ChequeMate


Deterring Fraud, not Clients

Introduction

In attempting to facilitate convenient payment methods for their clients
many businesses are faced with continued exposure to fraudulent cheque
transactions. Still, the extent of damage caused by rejecting valid cheques
is difficult to estimate: the immediate loss of revenue is
probably less significant than the offence taken by the customer.
Using optimization techniques based on past transactions and currently
supplied data ChequeMate facilitates a positive payment experience for
the client yet reduces the retailer's exposure to fraud. Unlike Procrustes,
ChequeMate won't shoehorn your business to match design limitations.

Configuration

ChequeMate is initially configured using a flexible rule-based system
with all conditions carrying tunable weightings.
A typical rule might state: If the Account number was supplied and it
passed the Check Data Verification test confirming that it is a
legitimate account number, then add a positive value towards immediate
cheque acceptance.
Another rule might state: if this is the third time an account number is
being used within a day, then add a negative value towards cheque
acceptance, perhaps resulting in a POS instruction to seek supervisor
intervention, or to decline the cheque outright.
Once transaction history grows, ChequeMate also makes use of neural
network technology to further optimize decision-making.

Features

Intelligent Credit Limit
The transaction history and information supplied by the POS allows
ChequeMate to determine a credit limit for each transaction.
For instance, should a particular account provide a positive payment
transaction history then, based on the value of those transactions
and a tuning factor, the credit limit is determined.
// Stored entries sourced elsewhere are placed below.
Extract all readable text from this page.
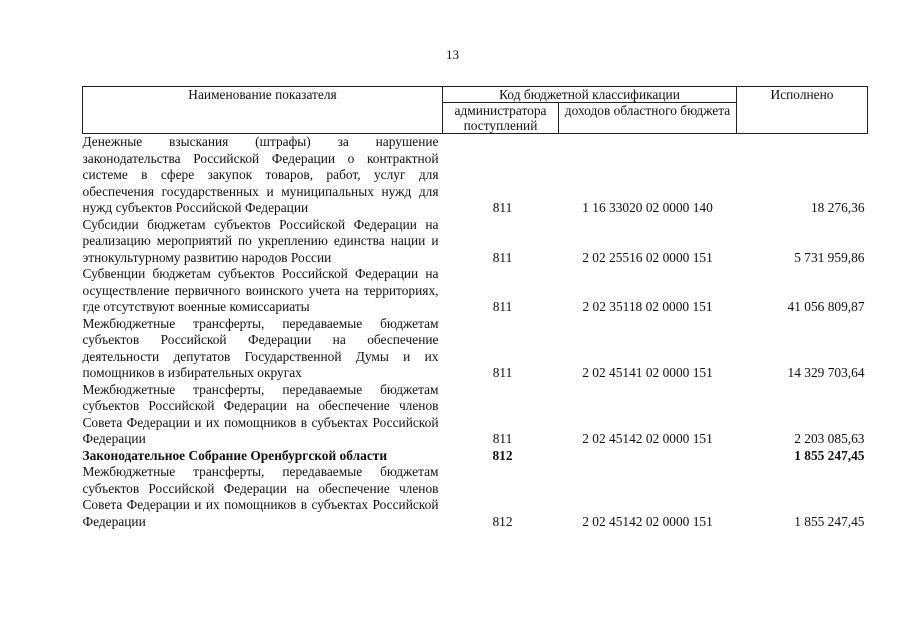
13
Наименование показателя	Код бюджетной классификации		Исполнено
	администратора поступлений	доходов областного бюджета	
Денежные взыскания (штрафы) за нарушение законодательства Российской Федерации о контрактной системе в сфере закупок товаров, работ, услуг для обеспечения государственных и муниципальных нужд для нужд субъектов Российской Федерации	811	1 16 33020 02 0000 140	18 276,36
Субсидии бюджетам субъектов Российской Федерации на реализацию мероприятий по укреплению единства нации и этнокультурному развитию народов России	811	2 02 25516 02 0000 151	5 731 959,86
Субвенции бюджетам субъектов Российской Федерации на осуществление первичного воинского учета на территориях, где отсутствуют военные комиссариаты	811	2 02 35118 02 0000 151	41 056 809,87
Межбюджетные трансферты, передаваемые бюджетам субъектов Российской Федерации на обеспечение деятельности депутатов Государственной Думы и их помощников в избирательных округах	811	2 02 45141 02 0000 151	14 329 703,64
Межбюджетные трансферты, передаваемые бюджетам субъектов Российской Федерации на обеспечение членов Совета Федерации и их помощников в субъектах Российской Федерации	811	2 02 45142 02 0000 151	2 203 085,63
Законодательное Собрание Оренбургской области	812		1 855 247,45
Межбюджетные трансферты, передаваемые бюджетам субъектов Российской Федерации на обеспечение членов Совета Федерации и их помощников в субъектах Российской Федерации	812	2 02 45142 02 0000 151	1 855 247,45
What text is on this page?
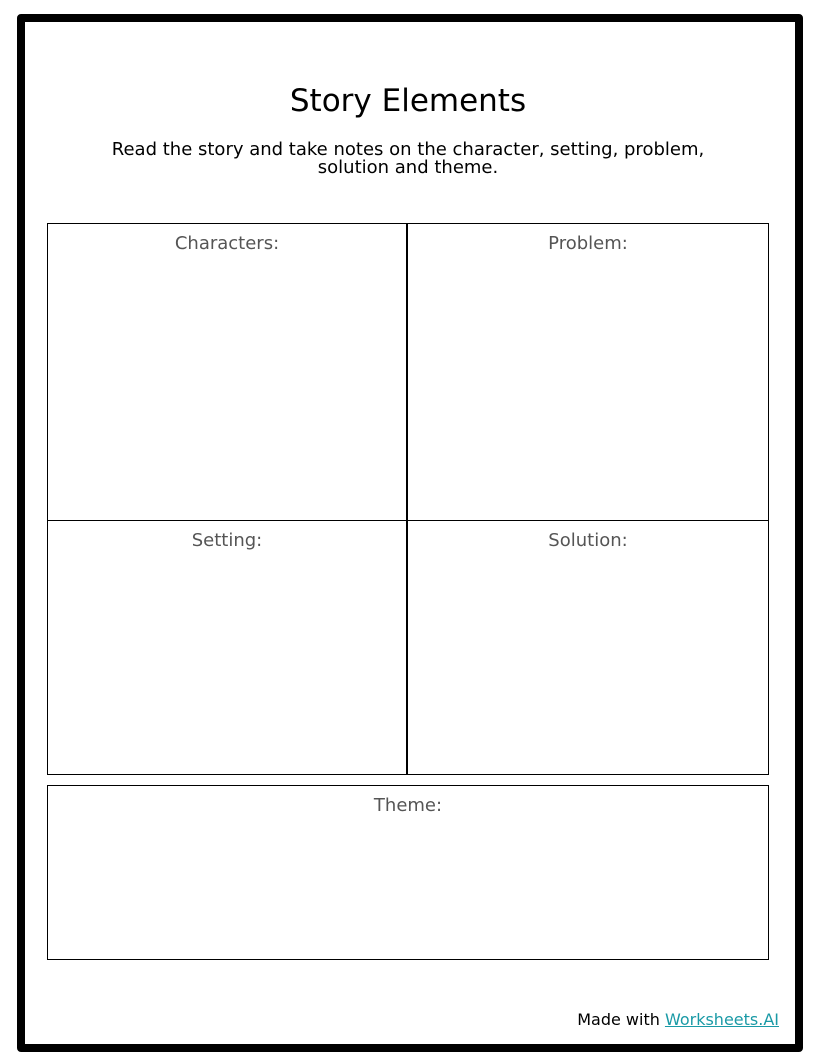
Story Elements

Read the story and take notes on the character, setting, problem, solution and theme.

Characters:	Problem:
Setting:	Solution:
Theme:
Made with Worksheets.AI
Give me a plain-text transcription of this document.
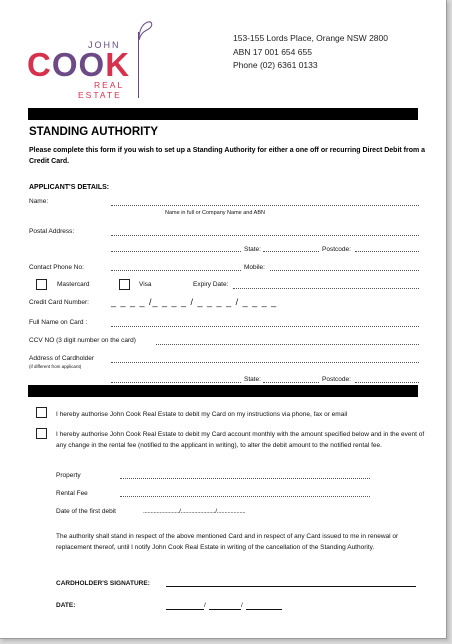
JOHN
COOK
REAL
ESTATE
153-155 Lords Place, Orange NSW 2800
ABN 17 001 654 655
Phone (02) 6361 0133
STANDING AUTHORITY
Please complete this form if you wish to set up a Standing Authority for either a one off or recurring Direct Debit from a Credit Card.
APPLICANT'S DETAILS:
Name:
Name in full or Company Name and ABN
Postal Address:
State:	Postcode:
Contact Phone No:	Mobile:
Mastercard	Visa	Expiry Date:
Credit Card Number: _ _ _ _ /_ _ _ _ / _ _ _ _ / _ _ _ _
Full Name on Card :
CCV NO (3 digit number on the card)
Address of Cardholder
(if different from applicant)
State:	Postcode:
I hereby authorise John Cook Real Estate to debit my Card on my instructions via phone, fax or email
I hereby authorise John Cook Real Estate to debit my Card account monthly with the amount specified below and in the event of any change in the rental fee (notified to the applicant in writing), to alter the debit amount to the notified rental fee.
Property
Rental Fee
Date of the first debit	......................../......................./...................
The authority shall stand in respect of the above mentioned Card and in respect of any Card issued to me in renewal or replacement thereof, until I notify John Cook Real Estate in writing of the cancellation of the Standing Authority.
CARDHOLDER'S SIGNATURE:
DATE:	/	/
This results in
customers being treated with individual "recognition" and rewards those
with positive records by pre-empting a routine, time-consuming and
sometimes embarrassing supervisor call to "clear" cheques above the
fixed floor limit.

ChequeMate Suggested Actions
Predicting cheque fraud will never be an exact science. For this reason
appropriate recommended actions are not always black and white
(accept or decline), so ChequeMate returns a value within a tunable
range of suggested actions to the POS. This value may result in a
suggested action from "Approve" to "Call Supervisor" to
"Contact Call-Center" to "Decline" etc.

Heuristic Engine Room
In keeping with this flexibility, each criterion used by ChequeMate is
assigned a tunable weighting to ensure a response appropriate to the
organization's culture and customer service ethos. As there are many
criteria, with the option of easily adding others, determining
appropriate values requires careful attention. To facilitate this task
ChequeMate provides a GUI interface with sliders representing each
criterion next to a sample of bar charts representing typical transaction
profiles (VIP, High Risk etc). As the sliders are adjusted the implied
results are immediately apparent as the suggested action shifts between
categories.
Using past transaction data the H.E.R. can be used as a modelling tool,
suggesting optimal slider values to minimize the acceptance of
potentially bad cheques. An additional slider is used to tune between
erring on the side of accepting a few too many bad cheques
(being more "customer forgiving") or to minimize immediate financial
risk by rejecting a larger number of "suspicious" cheques.

Artificial Neural Networks
Although the rule based criteria system does a good job of identifying a
significant class of fraudulent transactions it may flag an
unacceptably large number of false alarms. As a final option to calculate
the optimal recommended action the H.E.R. uses Neural Network technology.
Neural Networks are especially useful for problems which are tolerant of
some imprecision and which have lots of training data available,
but to which hard and fast rules cannot always be applied.
As the transaction history grows the Neural Network option becomes
more feasible and, indeed, powerful.
In its simplest terms, an artificial neural network is a model of
interconnected nodes inspired by the densely interconnected
structure of the brain. Each connection between nodes is assigned a
weight that adjusts as the model learns. These connection weights
store the knowledge necessary to solve problems. The distinction
between a neural network and regular computer models is the
ability to perceive new patterns and learn from data fed to the model.

Hierarchical System Architecture
ChequeMate works through a configurable hierarchy of servers that can be
tailored to an existing IT infrastructure. Each node within the
hierarchy can operate independently providing a resilient solution in
the event of network instability. Each intermediate node
(NT or Unix based) runs a server process requiring minimum system
resources. ChequeMate utilises industry standard protocols TCP/IP and XML.

The Retailer's Dilemma
IT solutions to business problems frequently involve a compromise:
customer friendliness is sacrificed for safety guarantees.
ChequeMate maximises fraud detection yet provides the business with a
mechanism to enhance and build up customer trust.